Он часто думал, что в конце концов зацепит «танцора». А, черт с ним, пусть теперь ломает себе голову Международный Красный Крест. Эйхорд продолжал копаться в себе. Прилепили ярлык: «эксперт по серийным убийствам»... Время от времени об этом вспоминала пресса. Когда требовалось придать остроты газетным публикациям в ход шли состряпанные криминальные истории.
Его использовали, да и сам он, пожалуй, не брезговал светом рампы, чтобы потешить свою персону раздачей чаевых за дополнительную работу. Взятки, прилипающие к рукам, — ржавые винтики бюрократической машины. Мускулы для вышибания дверей, клинья, стамески, инструменты, с помощью которых разрозненные факты складывались в аккуратную поленницу. Известность, громкое имя помогали вызвать на откровенность потенциального информатора, привлекали людей, как мотылька пламя свечи.
Но в какой-то момент ты так выворачиваешься наизнанку перед средствами массовой информации, что жизнь начинает походить на клоунаду. Ему пришлось бессчетное количество раз пересказывать историю о сумасшедшем докторе, которого он взял по наводке наркомана-стукача. И еще одно большое дело — по нему Джек ездил в Чикаго. Все до того заболталось, что в конце концов стало казаться нереальным. Может, этого и не было?

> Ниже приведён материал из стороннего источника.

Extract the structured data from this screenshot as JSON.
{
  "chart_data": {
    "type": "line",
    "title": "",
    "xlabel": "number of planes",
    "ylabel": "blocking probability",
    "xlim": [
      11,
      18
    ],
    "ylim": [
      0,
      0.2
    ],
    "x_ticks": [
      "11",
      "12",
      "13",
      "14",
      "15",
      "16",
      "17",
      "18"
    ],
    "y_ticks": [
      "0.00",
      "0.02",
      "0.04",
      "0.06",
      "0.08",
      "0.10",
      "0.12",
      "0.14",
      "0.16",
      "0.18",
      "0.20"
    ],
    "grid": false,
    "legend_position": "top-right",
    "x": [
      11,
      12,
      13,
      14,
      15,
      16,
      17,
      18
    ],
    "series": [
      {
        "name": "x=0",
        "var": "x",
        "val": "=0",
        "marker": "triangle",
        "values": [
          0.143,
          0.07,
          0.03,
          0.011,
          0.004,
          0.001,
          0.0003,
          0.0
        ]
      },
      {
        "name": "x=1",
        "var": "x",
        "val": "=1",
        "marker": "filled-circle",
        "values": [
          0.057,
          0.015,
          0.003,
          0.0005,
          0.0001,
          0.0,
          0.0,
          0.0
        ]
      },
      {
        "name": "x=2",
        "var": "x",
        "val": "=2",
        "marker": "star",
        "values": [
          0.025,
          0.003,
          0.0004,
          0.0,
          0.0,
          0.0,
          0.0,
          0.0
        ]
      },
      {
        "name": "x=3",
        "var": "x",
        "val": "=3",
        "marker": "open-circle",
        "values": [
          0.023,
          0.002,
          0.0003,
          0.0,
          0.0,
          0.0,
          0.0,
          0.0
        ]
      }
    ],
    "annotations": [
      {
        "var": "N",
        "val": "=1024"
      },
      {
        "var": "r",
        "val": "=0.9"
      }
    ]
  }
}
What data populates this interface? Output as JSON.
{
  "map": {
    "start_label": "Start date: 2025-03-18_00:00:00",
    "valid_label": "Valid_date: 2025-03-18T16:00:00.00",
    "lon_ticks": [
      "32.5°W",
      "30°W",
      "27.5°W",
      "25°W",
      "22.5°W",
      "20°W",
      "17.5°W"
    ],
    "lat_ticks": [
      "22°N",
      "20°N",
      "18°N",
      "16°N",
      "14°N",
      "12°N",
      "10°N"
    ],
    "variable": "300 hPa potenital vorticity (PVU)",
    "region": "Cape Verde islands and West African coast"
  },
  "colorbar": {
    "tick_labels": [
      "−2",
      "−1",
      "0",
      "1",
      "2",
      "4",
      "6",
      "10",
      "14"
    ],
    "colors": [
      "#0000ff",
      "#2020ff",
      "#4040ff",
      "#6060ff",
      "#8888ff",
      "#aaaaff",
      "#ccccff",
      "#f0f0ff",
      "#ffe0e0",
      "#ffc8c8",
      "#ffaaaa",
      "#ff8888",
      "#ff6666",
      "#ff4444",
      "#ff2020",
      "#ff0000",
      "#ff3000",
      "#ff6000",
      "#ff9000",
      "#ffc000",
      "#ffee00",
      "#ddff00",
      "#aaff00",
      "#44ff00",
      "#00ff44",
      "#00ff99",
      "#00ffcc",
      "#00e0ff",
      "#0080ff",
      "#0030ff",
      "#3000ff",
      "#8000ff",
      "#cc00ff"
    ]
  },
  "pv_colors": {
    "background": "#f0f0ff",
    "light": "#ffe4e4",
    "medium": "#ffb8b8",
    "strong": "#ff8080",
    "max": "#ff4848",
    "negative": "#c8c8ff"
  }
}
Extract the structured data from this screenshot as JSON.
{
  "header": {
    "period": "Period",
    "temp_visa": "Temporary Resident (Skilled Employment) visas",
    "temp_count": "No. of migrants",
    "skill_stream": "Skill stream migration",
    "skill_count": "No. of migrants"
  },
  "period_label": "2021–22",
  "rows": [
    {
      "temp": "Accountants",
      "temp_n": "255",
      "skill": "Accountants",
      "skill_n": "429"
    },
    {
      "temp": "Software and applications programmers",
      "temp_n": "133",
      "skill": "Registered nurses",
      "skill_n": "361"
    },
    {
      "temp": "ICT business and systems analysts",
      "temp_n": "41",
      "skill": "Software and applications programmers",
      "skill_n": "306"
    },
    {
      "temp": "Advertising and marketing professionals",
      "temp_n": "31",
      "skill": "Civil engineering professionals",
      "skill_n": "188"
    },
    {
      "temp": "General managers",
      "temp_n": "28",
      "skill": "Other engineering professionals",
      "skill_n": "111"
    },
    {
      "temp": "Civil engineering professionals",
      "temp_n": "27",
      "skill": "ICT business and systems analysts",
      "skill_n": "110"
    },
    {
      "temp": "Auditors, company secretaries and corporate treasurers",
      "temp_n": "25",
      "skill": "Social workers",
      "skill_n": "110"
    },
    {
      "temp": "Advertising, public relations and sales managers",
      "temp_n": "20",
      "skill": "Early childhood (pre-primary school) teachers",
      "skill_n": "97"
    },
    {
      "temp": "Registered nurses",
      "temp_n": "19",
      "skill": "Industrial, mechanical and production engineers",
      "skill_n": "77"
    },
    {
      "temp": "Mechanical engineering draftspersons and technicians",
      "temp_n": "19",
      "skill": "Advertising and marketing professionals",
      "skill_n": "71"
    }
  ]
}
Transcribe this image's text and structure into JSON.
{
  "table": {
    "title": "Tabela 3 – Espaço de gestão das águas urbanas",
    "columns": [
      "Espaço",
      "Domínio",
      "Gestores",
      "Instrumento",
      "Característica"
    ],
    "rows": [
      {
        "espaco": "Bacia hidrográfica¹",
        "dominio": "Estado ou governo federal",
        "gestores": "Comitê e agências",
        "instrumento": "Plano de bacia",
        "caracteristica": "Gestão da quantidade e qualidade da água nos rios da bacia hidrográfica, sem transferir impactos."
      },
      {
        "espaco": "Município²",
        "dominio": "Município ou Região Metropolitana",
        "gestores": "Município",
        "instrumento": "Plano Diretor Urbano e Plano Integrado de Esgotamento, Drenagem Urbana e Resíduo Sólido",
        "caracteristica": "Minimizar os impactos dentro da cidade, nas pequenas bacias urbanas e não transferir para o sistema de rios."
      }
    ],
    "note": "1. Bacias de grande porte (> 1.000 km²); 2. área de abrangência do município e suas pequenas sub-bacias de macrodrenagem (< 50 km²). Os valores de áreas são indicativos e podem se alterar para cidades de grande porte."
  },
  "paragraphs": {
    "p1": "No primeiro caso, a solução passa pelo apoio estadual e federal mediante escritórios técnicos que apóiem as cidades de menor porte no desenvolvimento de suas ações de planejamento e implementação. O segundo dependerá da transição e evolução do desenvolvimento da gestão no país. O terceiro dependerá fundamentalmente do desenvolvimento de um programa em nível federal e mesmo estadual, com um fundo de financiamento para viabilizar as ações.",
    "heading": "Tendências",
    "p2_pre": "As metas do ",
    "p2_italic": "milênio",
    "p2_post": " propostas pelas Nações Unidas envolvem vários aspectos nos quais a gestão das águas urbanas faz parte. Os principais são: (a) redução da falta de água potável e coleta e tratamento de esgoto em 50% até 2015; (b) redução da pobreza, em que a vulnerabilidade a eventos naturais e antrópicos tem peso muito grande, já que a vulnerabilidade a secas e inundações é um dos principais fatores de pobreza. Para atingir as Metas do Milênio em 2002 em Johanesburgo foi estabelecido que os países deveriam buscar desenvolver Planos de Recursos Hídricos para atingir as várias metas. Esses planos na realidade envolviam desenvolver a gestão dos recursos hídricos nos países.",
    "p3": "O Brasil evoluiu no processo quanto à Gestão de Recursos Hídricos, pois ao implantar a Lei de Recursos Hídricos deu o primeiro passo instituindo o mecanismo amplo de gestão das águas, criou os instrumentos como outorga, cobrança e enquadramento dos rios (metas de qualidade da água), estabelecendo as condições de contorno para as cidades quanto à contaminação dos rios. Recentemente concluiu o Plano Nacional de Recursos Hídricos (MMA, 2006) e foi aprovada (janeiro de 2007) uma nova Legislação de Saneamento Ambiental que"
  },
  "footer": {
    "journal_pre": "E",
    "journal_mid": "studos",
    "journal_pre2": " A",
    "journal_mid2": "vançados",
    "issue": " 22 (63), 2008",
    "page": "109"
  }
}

«Да, с годами сильно меняешься, — подумал Эйхорд. — Ли правильно заметил. Мне теперь на все плевать. О моих успехах так много говорили, что они стали похожи на затертые открытки. Я за себя не то Что гроша, куска дерьма сегодня не дам». Самокопание утягивало его в бездну, как в его кошмарах... «...Пошли!» — чудится ему. Это два парня, весело бултыхающиеся в воде, зовут его. Их имена из детства четко всплывают в памяти. Хотя, как звали психа-дантиста, он не может вспомнить, но Уортли Уильямс и Кэбри Браун не забыты даже сорок лет спустя. Необъяснимо.
— Пошли, неженка, — дразнятся знакомые голоса.
— Я не неженка.
— Джек — маменькин сынок!
— Аuа, он, как цыпленок, боится ножки замочить. Девчонка-трусиха!
И в своих кошмарах Джек плывет мимо волнорезов, куда родители запрещали ему заплывать, где было так глубоко, что никто никогда не доставал дна, где темнела, таилась бездонная пучина и где маленьким мальчикам нечего было делать.
— Маменькин сынок! А ну, нырни, нырни! Не можешь! — продолжает издеваться Кэбри Браун.
— А вот и могу.
— Докажи. И мы посмотрим, как ты ныряешь. Плыви к нам. Это всего пятнадцать — двадцать футов.[3] Нет, у тебя духу не хватит.
— Точно, — подначивает его Уортли Уильямс, второй задира. — Трусливый цыпленок никогда не нырнет. Цыпленок и маменькин сынок.